Perasaan gentar masuk neraka bertambah, saban kali orang tuaku mengingatkan soal ibadah. “Ayo salat dulu sana, kalau engga nanti jadi kerak neraka lho,” kata ibu saat aku terpergok asyik main video game. Tapi komik inilah barangkali yang lebih efektif membuatku dan ribuan anak-anak lain se-Indonesia buru-buru mengambil air wudhu untuk beribadah dibanding nasehat orang tua.

Videos by VICE

Komik Siksa Neraka sebetulnya mutu cetakannya buruk. Banyak bagian yang gambarnya kabur. Ceritanya teramat singkat sehingga bukunya tipis saja, tak sampai 30 halaman. Harganya kalau tak salah pada waktu itu cuma Rp200 per eksemplar. Ketertarikanku membelanjakan duit jajan untuk membeli komik itu dari lapak tukang mainan depan sekolah terus kusesali lebih dari 20 tahun berikutnya.

Seri lengkap komik ‘Siksa Neraka’.

Komik yang memicu trauma ini ditulis oleh MB Rahimsyah AR dan dilukis oleh Ema Wardana, berdasarkan tafsir hadis dari kitab fiqih Irsyadul Anam dan Durratun Nasihin—yang sebetulnya di kalangan alim ulama masih menjadi perdebatan akurasinya soal deskripsi neraka. Sayang aku tidak bisa menemukan kontak si penulis. Dari penerbit, barulah kudapatkan kabar bila Ema Wardana sudah meninggal beberapa tahun lalu.

Adegan yang dipaparkan dalam setiap panel komik semacam versi gore puisi epik Inferno karya Dante Alighieri. Sastra klasik tentang penyucian dosa manusia itu mungkin menjadi inspirasi sang komikus Siksa Neraka. Bedanya, Siksa Neraka enggan fokus pada deskripsi perjalanan roh, melainkan lebih pada visualisasi kekerasan brutal nan mencolok. Plotnya sederhana, untuk tidak mengatakan nyaris nihil. Cerita dibuka dengan penggambaran ruh manusia melesat ke langit setelah mati.

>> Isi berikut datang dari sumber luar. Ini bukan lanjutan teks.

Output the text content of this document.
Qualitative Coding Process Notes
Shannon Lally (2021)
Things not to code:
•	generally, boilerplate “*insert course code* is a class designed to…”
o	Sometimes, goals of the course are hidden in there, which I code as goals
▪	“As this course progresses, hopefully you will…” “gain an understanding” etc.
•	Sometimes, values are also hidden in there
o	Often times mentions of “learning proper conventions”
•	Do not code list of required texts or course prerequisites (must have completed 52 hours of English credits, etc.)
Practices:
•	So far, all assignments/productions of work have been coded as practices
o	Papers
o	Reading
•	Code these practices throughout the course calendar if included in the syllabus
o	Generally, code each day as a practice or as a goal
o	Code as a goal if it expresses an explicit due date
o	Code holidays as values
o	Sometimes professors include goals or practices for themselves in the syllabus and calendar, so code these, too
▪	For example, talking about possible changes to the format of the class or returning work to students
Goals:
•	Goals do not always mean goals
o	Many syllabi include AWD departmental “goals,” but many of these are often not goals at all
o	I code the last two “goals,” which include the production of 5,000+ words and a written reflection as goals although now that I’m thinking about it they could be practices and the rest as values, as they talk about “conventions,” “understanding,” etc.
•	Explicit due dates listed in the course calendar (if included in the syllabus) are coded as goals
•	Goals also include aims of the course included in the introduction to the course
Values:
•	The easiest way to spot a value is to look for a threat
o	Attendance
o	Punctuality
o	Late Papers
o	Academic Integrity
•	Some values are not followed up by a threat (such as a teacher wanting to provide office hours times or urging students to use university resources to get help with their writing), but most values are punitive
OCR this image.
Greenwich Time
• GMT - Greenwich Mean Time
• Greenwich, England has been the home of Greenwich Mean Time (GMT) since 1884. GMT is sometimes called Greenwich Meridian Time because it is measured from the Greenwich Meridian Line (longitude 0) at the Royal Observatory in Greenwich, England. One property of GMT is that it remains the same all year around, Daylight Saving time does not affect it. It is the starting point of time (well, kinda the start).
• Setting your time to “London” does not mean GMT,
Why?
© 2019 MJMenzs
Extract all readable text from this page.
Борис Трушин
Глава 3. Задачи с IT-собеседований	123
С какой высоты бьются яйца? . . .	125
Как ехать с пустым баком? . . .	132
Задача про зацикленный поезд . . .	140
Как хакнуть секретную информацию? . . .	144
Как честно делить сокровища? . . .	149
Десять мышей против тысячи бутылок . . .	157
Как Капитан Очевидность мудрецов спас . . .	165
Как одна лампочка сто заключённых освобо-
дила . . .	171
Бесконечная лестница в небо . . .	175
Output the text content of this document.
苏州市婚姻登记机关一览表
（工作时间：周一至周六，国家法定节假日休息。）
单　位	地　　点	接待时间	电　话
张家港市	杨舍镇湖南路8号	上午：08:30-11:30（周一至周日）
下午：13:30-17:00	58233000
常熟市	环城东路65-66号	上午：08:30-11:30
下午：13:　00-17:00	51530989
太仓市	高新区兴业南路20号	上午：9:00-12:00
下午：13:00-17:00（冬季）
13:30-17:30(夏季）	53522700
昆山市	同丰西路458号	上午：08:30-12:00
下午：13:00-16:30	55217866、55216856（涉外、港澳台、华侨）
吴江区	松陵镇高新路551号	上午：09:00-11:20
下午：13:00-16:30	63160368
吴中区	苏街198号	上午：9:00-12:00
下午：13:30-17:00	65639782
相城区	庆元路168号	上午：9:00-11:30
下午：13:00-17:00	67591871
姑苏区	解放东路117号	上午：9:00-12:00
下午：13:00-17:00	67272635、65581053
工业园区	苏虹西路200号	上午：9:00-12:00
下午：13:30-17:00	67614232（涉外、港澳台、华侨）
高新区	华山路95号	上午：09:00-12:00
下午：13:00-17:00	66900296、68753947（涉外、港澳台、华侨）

Di akhirat, setiap manusia mendapat hukuman dan penghargaan yang setimpal, sama belaka seperti dogma agama Abrahamik lainnya. Neraka dalam penafsiran Islam mencapai tujuh tingkatan. Neraka Jahanam bagi dosa ringan sampai Hawiyah buat dosa yang paling berat.

Balon dialog Siksa Neraka fokus mempertontonkan erangan kesakitan dan minta tobat. Setiap panel dipenuhi manusia telanjang yang digantung dengan pengait dan ditusuk dengan besi panas, punggung yang meleleh karena seterika raksasa, lidah yang dipotong karena gemar berbohong, serta tangan dan kaki yang terus tumbuh meski dipotong berulang kali. Intinya setiap dosa memiliki hukumannya sendiri yang khas.

Salah satu adegan yang terus membekas, serta sukses membuat bergidik, adalah orang-orang yang dipaksa minum air telaga darah dan nanah. Jika menolak kepala mereka langsung dihajar batu dengan bara api. Itu benar-benar seram.

Waduu Biyuung = Brilian!

“Komik-komik tersebut pada dasarnya torture porn yang mengedepankan eksploitasi kekerasan yang gory, seperti era EC Comics di Amerika pada 1950-an,” ujar pengamat komik Hikmat Darmawan dari Koalisi Seni Indonesia, saat ditemui di ruang kerjanya kawasan Pejaten Barat, Jakarta Selatan. “Dasarnya memang doktrin agama yang hidup di masyarakat. Ada pesan moral di situ dan komik menjadi visualisasi secara eksplisit.”

Hikmat yang menghabiskan puluhan tahun mengumpulkan dan meneliti komik di Indonesia, mengatakan tema bercorak relijius muncul sejak 1950-an. Berbarengan dengan booming cerita silat Indonesia. Awalnya komik-komik tentang kisah nabi lebih digemari.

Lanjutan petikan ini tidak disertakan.